Infinity and Me

Junior (Age 9 – 12)

Curriculum Goal

Junior: 

  • Identify and describe repeating and growing patterns, including patterns found in real-life contexts
  • Compare and order integers, decimal numbers, and fractions, separately and in combination, in various contexts
  • Represent fractions from halves to tenths using drawings, tools, and standard fractional notation, and explain the meanings of the denominator and the numerator

Context

  • Students should understand place value, growing and shrinking patterns, and have experience with fractions and proportional language.

Materials

  • Book: “Infinity and Me” by Kate Hosford
  • Scrap Paper
  • Pencil
  • Markers (one per student)
  • Strips of legal paper (one per student)
    • Cut paper in half vertically when paper is positioned in a portrait orientation
  • Calculators

Lesson

Introduction:

  • Introduce the book Infinity and Me to the students: Today we are going to learn about infinity by listening to a story about Uma and how they developed their own understanding of what infinity means. Let’s see how Uma learns about infinity…
  • Read or by play the read aloud of Infinity and Me.
  • After students listen to the read aloud initiate an open-ended discussion where students offer ideas and examples of infinity.

Lesson:

  • Revisit the page from the book below or start playing the read aloud at 3 minutes.

  • Guide students to understand that things can become infinitely small as well as infinitely large. Ask students: Is there a limit to how many times you can cut something in half?
  • Disperse one strip of precut legal-sized paper and a marker to each student.
  • Challenge students to determine how many times they can fold a strip of paper in half. Have students share what they are observing as they make more folds. As students fold, what happens to the number and size of the sections? Could this folding go on forever? Emphasize that there is a difference between what is practically possible (limited) and what is theoretically possible (no limit).
  • Tell students that there is a limitation to how many times they can fold their strips of paper but that they are going to soon discover that they can keep cutting something in half forever when they go beyond physically folding strips of paper.
  • Project following table and draw a number line spanning from 0 to 1.

Number of Folds

Number of Sections

       Fraction

Decimal

1

   

2

   

3

   

4

   
  • Instruct students to hold their strip of paper horizontally or long ways like a ruler. Tell students to fold the strip of paper in half so that the two ends meet.
  • Ask students to open their folded strip and to draw a line along the fold with their marker.
  • Follow up by asking students:
    • How many sections on your strip of paper do you see?
    • What fraction of the whole is each section?
    • What does this fraction look like as a decimal?
  • Have students place on the number line.
  • Tell students to refold their strip of paper the same way they did the first time and then tell them to fold it in half again.
    • Strips of paper will be smaller but thicker with more folds.
  • Have students open the folded paper and trace the lines along the folds.
  • Ask students the following:
    • How many sections are there now?
    • What fraction of the whole is each section?
    • What does this fraction look like as a decimal?
  • Have students place on the number line.
  • Tell students to refold their strip of paper for a third time.
  • Have students open the folded paper and draw the lines along the new folds.
  • Ask students:
    • How many sections are there now?
    • What fraction of the whole is each section?
    • What does this fraction look like as a decimal?
  • Have students place on the number line.
  • Tell students to refold their strip of paper making four folds now.

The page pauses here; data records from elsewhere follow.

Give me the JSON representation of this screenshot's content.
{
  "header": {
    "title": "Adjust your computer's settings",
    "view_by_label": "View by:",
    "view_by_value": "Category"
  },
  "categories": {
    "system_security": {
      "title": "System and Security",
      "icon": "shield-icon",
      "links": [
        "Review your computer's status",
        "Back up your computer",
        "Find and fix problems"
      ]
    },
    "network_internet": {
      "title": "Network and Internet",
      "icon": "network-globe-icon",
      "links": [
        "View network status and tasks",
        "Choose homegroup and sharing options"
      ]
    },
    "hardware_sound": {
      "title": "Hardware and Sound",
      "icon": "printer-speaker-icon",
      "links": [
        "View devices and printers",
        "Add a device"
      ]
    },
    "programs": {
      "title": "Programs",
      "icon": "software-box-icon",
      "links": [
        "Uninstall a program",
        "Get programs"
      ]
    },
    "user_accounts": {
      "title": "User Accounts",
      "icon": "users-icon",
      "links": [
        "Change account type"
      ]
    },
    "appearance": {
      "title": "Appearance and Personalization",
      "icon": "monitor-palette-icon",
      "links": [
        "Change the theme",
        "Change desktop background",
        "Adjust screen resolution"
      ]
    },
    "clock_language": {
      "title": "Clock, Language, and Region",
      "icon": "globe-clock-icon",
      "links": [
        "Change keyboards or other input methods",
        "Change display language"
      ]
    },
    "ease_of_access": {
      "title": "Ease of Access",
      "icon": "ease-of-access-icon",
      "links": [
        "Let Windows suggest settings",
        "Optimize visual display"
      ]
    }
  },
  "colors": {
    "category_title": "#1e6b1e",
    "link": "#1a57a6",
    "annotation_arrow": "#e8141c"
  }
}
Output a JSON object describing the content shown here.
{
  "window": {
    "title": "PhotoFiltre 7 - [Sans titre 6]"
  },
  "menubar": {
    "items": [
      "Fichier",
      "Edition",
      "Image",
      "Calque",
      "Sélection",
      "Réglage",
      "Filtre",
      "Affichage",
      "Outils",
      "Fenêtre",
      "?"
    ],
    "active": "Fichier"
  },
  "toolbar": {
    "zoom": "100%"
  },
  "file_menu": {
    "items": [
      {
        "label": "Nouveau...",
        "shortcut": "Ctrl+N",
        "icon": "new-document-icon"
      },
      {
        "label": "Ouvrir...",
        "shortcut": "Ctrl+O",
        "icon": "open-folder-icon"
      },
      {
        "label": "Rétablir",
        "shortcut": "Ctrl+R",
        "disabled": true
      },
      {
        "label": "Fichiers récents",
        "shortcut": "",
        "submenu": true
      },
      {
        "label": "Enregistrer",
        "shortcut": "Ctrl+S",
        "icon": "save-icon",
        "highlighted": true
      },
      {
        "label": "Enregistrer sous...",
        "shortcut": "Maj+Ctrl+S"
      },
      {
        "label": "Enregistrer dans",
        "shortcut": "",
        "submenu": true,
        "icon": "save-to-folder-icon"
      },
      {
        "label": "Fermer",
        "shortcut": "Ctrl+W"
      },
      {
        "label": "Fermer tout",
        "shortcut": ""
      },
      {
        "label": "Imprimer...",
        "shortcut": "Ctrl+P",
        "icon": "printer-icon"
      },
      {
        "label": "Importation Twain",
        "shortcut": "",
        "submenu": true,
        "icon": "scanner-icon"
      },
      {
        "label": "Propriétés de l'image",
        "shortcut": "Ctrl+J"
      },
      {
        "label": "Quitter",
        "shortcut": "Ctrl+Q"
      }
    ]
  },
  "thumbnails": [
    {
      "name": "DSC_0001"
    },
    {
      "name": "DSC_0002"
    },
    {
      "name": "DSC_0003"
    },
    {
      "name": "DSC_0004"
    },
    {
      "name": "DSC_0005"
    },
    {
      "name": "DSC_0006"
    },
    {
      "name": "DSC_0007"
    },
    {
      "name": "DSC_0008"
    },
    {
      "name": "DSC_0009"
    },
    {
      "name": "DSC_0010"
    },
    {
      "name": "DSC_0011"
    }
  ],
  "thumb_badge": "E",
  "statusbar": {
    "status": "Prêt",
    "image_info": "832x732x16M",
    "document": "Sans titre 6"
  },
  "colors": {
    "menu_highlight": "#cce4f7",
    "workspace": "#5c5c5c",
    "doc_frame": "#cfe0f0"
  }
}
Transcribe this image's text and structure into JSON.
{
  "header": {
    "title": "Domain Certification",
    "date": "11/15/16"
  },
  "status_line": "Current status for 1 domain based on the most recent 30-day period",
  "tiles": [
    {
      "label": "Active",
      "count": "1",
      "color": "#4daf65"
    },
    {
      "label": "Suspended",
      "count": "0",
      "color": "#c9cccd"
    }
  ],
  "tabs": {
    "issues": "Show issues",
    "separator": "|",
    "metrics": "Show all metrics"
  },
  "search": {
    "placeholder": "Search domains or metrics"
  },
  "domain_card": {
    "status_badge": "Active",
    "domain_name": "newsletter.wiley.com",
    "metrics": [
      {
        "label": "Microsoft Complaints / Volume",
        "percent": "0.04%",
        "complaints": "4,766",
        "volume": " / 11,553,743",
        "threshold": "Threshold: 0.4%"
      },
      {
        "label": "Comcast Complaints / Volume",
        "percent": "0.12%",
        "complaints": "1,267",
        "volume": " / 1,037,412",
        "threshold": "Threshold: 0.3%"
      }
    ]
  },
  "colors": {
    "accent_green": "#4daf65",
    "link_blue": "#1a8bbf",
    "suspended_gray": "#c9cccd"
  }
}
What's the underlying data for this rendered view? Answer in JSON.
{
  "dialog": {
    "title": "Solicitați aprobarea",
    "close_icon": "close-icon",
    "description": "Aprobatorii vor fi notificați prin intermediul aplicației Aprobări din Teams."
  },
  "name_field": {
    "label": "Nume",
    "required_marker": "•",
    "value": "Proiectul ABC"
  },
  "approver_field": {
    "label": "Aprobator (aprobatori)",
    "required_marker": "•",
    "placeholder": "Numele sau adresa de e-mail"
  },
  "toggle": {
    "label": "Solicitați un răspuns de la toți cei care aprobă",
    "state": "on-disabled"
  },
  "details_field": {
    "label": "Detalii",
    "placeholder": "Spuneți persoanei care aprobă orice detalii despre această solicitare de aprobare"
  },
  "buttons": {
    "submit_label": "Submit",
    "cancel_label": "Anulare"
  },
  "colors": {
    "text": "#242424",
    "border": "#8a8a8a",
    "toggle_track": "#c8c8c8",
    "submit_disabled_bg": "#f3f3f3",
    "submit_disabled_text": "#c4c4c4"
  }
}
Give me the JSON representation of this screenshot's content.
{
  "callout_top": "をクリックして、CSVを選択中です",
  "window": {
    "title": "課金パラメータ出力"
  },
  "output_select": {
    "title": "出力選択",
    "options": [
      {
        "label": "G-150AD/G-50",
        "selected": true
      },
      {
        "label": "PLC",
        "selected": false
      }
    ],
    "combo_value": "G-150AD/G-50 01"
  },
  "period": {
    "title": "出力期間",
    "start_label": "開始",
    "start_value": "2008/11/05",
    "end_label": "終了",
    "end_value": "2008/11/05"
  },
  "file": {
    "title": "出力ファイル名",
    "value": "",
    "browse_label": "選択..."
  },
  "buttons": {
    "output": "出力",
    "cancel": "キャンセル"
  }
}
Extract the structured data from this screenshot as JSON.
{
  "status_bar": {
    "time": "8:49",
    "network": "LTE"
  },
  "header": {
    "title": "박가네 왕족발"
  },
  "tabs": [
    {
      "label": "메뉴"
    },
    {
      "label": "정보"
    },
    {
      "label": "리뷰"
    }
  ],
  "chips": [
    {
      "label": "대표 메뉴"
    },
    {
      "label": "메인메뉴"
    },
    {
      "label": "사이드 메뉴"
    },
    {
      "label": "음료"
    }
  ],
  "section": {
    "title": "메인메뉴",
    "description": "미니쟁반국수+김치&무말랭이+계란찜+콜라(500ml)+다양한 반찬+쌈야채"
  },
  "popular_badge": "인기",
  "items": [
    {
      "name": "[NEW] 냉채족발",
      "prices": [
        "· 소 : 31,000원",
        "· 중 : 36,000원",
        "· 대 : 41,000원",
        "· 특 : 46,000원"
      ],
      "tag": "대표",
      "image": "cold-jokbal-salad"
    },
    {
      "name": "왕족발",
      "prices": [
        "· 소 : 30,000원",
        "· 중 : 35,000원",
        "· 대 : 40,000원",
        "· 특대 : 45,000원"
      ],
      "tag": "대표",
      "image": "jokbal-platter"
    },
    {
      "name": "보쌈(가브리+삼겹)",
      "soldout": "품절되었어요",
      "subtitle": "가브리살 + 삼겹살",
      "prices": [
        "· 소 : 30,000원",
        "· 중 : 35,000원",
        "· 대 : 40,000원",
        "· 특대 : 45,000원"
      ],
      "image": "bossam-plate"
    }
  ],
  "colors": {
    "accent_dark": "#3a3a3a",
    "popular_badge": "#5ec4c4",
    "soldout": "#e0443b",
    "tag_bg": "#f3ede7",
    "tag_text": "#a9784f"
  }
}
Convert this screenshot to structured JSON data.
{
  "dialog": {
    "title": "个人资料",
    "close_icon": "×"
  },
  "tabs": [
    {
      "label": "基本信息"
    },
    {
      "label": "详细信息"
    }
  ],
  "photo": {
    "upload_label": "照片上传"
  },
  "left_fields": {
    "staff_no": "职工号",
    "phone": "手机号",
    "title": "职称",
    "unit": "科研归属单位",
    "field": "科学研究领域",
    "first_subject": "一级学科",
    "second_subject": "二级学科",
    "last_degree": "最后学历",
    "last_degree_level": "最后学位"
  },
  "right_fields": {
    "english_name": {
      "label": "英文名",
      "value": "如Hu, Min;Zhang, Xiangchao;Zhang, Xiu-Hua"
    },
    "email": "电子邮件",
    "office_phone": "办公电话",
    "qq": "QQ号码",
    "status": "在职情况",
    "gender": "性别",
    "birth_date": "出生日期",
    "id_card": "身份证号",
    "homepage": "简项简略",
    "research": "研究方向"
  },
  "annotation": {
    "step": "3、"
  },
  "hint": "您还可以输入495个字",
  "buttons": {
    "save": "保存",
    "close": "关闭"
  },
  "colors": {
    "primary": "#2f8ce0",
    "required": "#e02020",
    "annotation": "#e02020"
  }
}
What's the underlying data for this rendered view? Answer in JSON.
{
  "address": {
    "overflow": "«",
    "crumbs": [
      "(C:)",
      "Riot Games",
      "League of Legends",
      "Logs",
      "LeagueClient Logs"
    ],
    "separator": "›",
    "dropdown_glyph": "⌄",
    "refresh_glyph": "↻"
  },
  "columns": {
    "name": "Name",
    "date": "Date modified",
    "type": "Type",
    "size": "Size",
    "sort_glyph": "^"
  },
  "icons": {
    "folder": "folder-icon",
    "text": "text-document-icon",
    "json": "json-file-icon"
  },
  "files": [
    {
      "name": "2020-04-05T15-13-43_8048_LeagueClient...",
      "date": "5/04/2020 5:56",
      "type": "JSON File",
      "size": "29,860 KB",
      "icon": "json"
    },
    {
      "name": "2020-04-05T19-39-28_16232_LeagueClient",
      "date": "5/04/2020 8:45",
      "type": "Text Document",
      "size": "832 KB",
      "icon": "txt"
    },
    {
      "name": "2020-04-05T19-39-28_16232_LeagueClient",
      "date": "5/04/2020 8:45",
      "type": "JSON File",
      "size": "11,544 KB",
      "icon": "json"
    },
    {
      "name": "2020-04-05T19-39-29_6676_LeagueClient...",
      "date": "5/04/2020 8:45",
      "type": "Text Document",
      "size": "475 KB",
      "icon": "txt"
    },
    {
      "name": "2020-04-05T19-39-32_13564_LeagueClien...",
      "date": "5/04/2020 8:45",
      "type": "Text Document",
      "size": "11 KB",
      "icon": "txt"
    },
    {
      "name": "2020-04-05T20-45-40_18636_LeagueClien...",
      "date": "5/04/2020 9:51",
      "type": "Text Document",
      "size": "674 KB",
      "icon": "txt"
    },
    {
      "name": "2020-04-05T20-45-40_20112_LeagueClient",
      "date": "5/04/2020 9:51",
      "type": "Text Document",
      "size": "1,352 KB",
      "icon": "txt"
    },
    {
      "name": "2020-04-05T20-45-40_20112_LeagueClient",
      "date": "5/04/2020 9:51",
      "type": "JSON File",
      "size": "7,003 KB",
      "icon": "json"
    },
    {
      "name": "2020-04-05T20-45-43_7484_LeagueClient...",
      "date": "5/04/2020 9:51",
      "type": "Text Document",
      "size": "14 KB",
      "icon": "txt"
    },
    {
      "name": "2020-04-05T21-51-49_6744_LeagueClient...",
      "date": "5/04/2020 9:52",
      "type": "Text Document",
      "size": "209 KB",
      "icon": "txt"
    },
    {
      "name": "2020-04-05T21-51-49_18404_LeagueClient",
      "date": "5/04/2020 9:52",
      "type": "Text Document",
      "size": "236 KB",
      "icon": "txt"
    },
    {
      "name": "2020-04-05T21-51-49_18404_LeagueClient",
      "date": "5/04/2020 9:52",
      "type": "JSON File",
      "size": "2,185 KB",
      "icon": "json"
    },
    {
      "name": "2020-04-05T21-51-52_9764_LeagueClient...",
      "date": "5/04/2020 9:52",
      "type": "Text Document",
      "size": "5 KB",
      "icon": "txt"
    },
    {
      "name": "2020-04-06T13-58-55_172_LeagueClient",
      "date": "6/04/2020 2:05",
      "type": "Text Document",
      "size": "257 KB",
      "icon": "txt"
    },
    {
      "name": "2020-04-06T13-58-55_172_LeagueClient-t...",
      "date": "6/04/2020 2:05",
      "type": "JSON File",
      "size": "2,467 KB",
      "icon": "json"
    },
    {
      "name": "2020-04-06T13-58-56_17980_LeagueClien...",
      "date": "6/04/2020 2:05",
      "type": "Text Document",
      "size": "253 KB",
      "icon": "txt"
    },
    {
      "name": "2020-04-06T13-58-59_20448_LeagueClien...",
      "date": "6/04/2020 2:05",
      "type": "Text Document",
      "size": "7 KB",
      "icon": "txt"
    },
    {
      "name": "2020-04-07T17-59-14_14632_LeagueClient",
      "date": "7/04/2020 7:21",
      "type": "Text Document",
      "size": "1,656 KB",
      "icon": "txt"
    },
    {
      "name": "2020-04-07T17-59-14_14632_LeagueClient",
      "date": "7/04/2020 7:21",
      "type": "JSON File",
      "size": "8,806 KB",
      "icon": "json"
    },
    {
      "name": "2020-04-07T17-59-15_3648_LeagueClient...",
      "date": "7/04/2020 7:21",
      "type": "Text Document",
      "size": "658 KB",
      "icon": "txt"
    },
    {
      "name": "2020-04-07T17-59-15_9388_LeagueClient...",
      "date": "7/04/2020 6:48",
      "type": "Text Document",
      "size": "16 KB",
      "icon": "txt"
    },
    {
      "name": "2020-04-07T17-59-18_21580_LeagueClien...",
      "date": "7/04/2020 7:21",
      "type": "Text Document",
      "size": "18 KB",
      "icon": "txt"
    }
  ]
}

Before students open their strip of paper ask students to use the data in the table to determine how many sections will be present after four folds? Number of sections doubles with each fold.

  • Ask students to open the folded paper and draw lines along the new folds.
  • Ask students:
    • How many sections are there now?
    • What fraction of the whole is each section?
    • What does this fraction look like as a decimal?
  • Have students place on the number line.
  • Ask students to share patterns and observations they have identified using data from the table. What do they notice about the denominator of the fraction? Will the decimal number ever reach 0?
  • Challenge students to think about if no one shares this fraction. Another way to think about 1/0 is how many times does one go into zero? This answer is undefined.

Conclusion:

  • Tell students: If we continued to extend our table by adding more theoretical folds, we would get closer and closer to infinity but would never reach it. When Mr. Mancini asked Uma, “could you cut that tiny piece of noodle in half forever?” we now know that the answer would be yes!

Look Fors

  • Do students understand that things can be infinitely small as well as infinitely large?
  • Can students translate fractions to decimals to placement on the number line?
  • What language is being used when students describe and complete the table?
  • How well do students identity patterns within the table?